Fabricated news stories that contain false information but are presented as factually accurate (commonly known as ‘fake news’) have generated substantial interest and media attention following the 2016 U.S. presidential election. While the full details of what transpired during the election are still not known, it appears that multiple groups used social media to spread false information packaged in fabricated news articles that were presented as truthful. Some have argued that this campaign had a material impact on the election. Moreover, the 2016 U.S. presidential election is far from the only campaign where fake news had an apparent role. In this paper, work on a counter-fake-news research effort is presented. In the long term, this project is focused on building an indications and warnings systems for potentially deceptive false content. As part of this project, a dataset of manually classified legitimate and deceptive news articles was curated. The key criteria for classifying legitimate and deceptive articles, identified by the manual classification project, are identified and discussed.
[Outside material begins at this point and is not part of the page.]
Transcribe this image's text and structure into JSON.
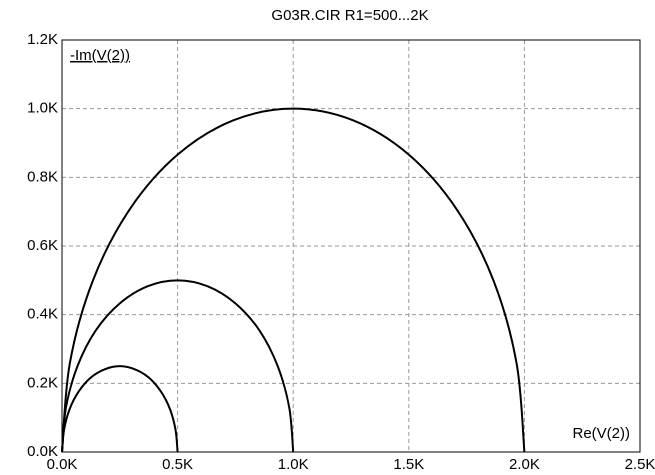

The identified criteria can be embodied in a natural language processing system to perform illegitimate content detection. The criteria include the document’s source and origin, title, political perspective, and several key content characteristics. This paper presents and evaluates the efficacy of each of these characteristics and their suitability for legitimate versus illegitimate classification. The paper concludes by discussing the use of these characteristics as input to a customized naïve Bayesian probability classifier, the results of the use of this classifier and future work on its development.